Australia to explore biofuels mandate, incentives

  • Market: Biofuels, Oil products
  • 15/05/24

Australia's federal budget is funding mandate studies and pursuing certification schemes, given the increasing likelihood biofuels will play a significant role in the nation's energy transition.

The federal government has pledged A$18.5mn ($12.3mn) in the four years from 2024-25 to develop a certification scheme for low-carbon liquid fuels, including SAF and renewable diesel, by expanding its guarantee of origin programme for long-term demand by the industry.

An extra A$1.5mn over two years from 2024-25 will go to analysis of the regulatory impact of the costs and benefits of introducing mandates for low-carbon liquid fuels, while the government has promised consultation on possible production incentives for domestic project developers.

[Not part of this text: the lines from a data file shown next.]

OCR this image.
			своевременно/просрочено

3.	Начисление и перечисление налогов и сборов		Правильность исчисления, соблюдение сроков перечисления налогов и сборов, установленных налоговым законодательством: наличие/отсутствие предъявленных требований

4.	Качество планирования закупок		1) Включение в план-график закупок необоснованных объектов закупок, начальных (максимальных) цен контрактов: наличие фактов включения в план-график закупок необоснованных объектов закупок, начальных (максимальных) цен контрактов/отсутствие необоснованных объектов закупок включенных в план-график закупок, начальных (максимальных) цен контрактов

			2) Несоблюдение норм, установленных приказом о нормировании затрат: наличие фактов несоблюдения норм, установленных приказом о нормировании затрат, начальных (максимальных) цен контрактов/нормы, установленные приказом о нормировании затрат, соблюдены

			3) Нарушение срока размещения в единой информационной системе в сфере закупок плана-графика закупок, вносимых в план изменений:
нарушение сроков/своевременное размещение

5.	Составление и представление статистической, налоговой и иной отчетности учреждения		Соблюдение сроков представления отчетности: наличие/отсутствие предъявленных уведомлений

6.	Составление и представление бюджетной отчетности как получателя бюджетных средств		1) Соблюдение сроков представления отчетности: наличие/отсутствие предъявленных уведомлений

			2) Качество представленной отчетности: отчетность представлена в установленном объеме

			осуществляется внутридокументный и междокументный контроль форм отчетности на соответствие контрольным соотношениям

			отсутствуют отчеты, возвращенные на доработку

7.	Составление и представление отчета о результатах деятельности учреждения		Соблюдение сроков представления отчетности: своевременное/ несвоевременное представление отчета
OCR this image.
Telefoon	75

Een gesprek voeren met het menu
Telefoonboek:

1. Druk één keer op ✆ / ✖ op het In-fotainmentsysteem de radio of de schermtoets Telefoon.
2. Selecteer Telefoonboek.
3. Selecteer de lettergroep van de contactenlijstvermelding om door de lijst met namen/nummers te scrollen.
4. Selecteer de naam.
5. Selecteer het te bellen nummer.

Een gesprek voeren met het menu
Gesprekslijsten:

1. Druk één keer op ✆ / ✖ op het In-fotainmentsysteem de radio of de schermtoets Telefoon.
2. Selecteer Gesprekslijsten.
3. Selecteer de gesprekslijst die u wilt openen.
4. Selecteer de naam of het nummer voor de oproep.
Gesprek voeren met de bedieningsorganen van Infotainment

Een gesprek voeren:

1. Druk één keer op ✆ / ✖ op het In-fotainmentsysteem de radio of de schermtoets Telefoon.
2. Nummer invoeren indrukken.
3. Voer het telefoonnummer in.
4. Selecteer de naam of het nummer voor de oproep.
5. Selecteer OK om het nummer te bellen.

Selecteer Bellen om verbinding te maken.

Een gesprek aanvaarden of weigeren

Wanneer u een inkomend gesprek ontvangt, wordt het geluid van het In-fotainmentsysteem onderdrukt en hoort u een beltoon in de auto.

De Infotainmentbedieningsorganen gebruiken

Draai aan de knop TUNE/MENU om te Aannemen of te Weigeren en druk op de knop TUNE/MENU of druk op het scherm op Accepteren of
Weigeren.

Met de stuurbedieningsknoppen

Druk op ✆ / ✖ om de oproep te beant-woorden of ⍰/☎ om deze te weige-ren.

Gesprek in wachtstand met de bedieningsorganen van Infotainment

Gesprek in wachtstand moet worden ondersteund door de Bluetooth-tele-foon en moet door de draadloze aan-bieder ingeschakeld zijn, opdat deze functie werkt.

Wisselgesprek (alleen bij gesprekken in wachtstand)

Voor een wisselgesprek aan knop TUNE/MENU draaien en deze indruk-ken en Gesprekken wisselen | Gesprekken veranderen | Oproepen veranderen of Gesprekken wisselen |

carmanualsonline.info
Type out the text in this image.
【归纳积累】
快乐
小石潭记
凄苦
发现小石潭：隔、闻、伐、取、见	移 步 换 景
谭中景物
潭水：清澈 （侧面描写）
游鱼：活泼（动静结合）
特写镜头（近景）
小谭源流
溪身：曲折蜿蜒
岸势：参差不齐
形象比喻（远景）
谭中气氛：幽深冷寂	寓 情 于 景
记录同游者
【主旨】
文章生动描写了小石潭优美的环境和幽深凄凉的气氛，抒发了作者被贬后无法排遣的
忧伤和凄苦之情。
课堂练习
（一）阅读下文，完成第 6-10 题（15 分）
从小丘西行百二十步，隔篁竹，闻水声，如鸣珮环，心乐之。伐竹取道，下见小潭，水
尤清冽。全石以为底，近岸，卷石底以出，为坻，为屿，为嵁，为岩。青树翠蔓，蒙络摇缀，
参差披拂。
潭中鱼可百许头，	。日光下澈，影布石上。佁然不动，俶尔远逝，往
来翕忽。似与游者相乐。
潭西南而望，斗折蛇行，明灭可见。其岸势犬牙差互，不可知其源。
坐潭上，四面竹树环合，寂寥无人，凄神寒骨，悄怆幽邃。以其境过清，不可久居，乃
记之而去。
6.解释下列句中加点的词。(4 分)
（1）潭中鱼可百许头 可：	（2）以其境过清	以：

Money from the A$1.7bn Future Made in Australia innovation fund will also be made available for liquid fuels research, to be administered by the Australian Renewable Energy Agency to commercialise net zero technology.

"The package of announcements is dealing with crucial areas essential for deployment, including certification to ensure Australia develops a sustainable liquid fuels industry, resourcing to support key demand side interventions such as a low carbon fuels standard and consultation on additional supply-side measures such as production credits," Bioenergy Australia chief executive Shahana McKenzie said on 15 May.

The funding pales in comparison to the $9bn hydrogen investment promised by the government, although much of that is deferred to the decade from the 2027-28 fiscal year.

About 45pc of Australia's energy use is supplied by liquid fuels but the nations lags behind many countries on decarbonising its transport sector. Australia's Commonwealth Scientific and Industrial Research Organisation forecasts demand for jet fuel will grow 75pc by 2050. But no domestic production facility has yet reached a financial close, despite major airlines committing to increasing their SAF use.

Domestic feedstocks including agricultural residues could meet 60pc of Australian jet fuel demand initially, growing to 90pc by 2050, Bioenergy Australia has said, while pursuing renewable fuels could cut the country's dependence on oil product imports from 90pc to 61pc by 2040.